Whan that Aprill with his shoures sote
The droughte of Marche hath perced to the rote,
And bathed every veyne in swich licour...
Than longen folk to goon on pilgrimages....
Up North spring road cathedral |
Spring,
the season that found Chaucer’s pilgrims on the road to Canterbury, is said to
be appropriate for such travels because the earth’s annual renewal calls human
beings to a spiritual renewal, also. That strikes me as a very lofty view. I
can’t help suspecting that here in northern Michigan, at least, cabin fever is
as much a factor as spiritual renewal: We’ve been stuck indoors all winter!
Let us out!
But
the itch for the open road strikes in the fall, too, perhaps in anticipation
of impending cabin fever. Once summer is over, many summer residents start packing for
winters in Florida, Arizona, New Mexico, California or (old) Mexico, and we
know people from Northport who go as far away as Hawaii or Istanbul. Seasonal migration has always been a feature of human life on earth. David and
Sarah and I certainly enjoyed our winter away last year. Was it a pilgrimage we made to the Southwest? It was a long cross-country trek!
This
year it looks as if we’ll be sticking it out in the old farmhouse, as we’ve
done many times before. Still, we did make it to the U.P. for a little getaway
a couple weeks ago, and after four decades of making the trip, it does begin to feel like a pilgrimage, as (in addition to exploring new roads and places) we revisit scenes sacred to memory and friends (and traces of friends departed) who have iconic status in our lives. So, winter elsewhere, short autumn getaway – those are two
solutions to the Up North longing for the road that comes over Northerners at this time of year.
Another
is simpler and involves nothing more than short trips around our pleasant
peninsula, blazing with color before the scenery is reduced to a more
restricted winter palette. Day trips are very good, when they can be arranged,
but so are glorious stolen hours before the start of a regular work day. Sarah
and I have been finding much joy recently in our outdoor mornings, finding new places to walk in addition to our old, favorite roads.

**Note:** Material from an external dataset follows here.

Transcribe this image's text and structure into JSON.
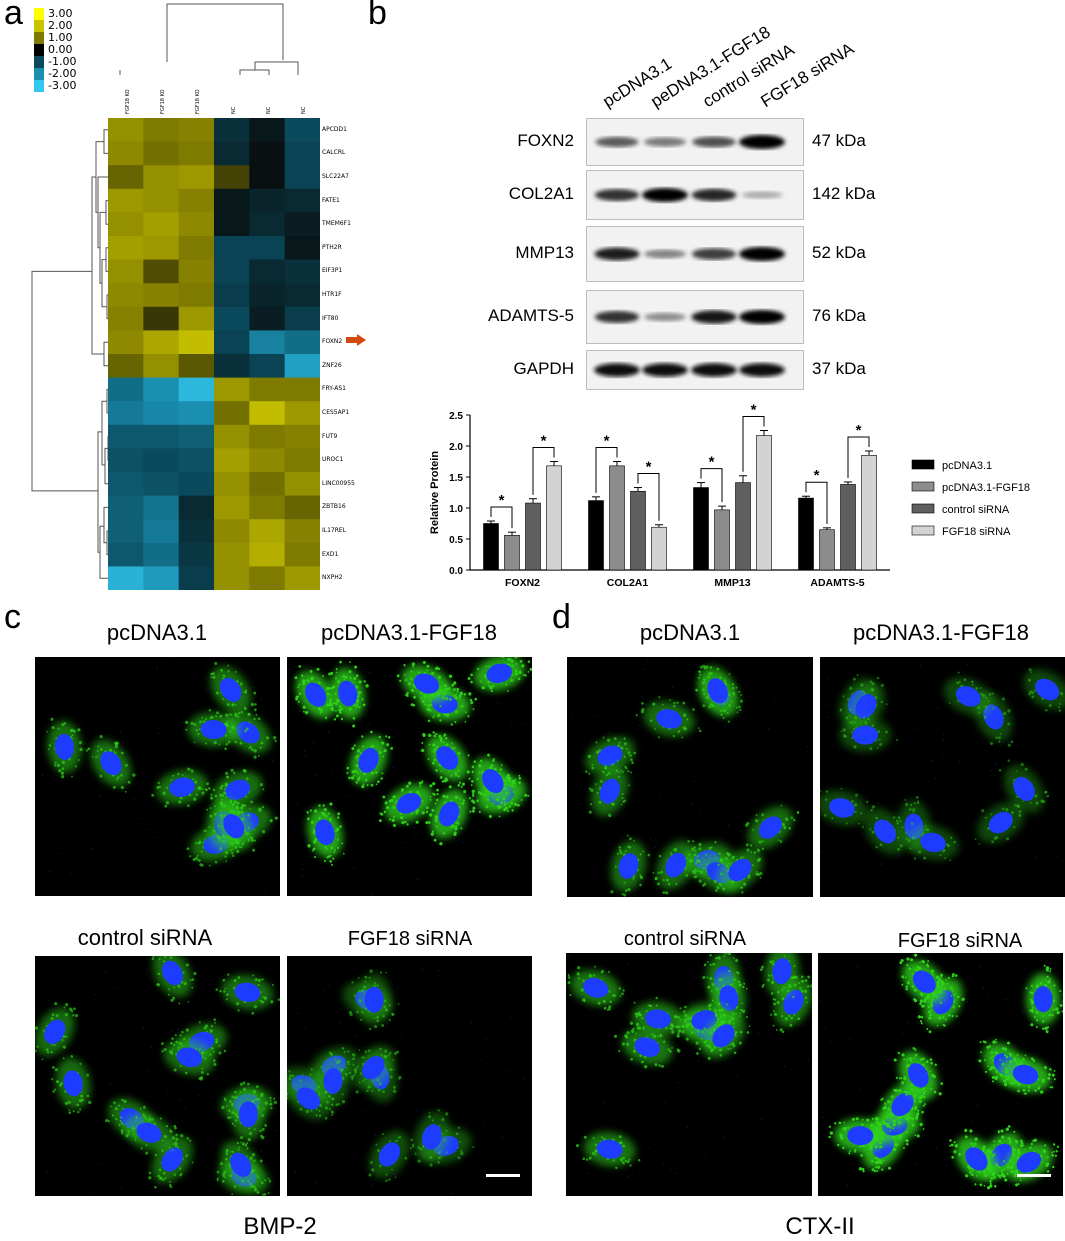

Do my morning wanderings count as pilgrimages? Not, I guess, if a pilgrimage must
be long. But
“sacred place” and “act of devotion” certainly fit my pantheist sensibility. This
beautiful world! The obligation I feel to pay attention to it is especially
strong in the autumn of the year, as the air and water grow colder and days
shorter.
Lovers
of Leelanau County who live elsewhere have been making pilgrimages of their own
during the past few weeks. Like squirrels hiding nuts away, we are all
harvesting these last bright, sunny days and storing beautiful memories –
spiritual riches -- for the winter ahead.
2 comments:
Pamela -- This is lovely, and perfect for the mood I'm in this bright brisk October day. I'm with you 100 percent: we're stockpiling images and memories (and firewood and root vegetables) to sustain us through the months to come.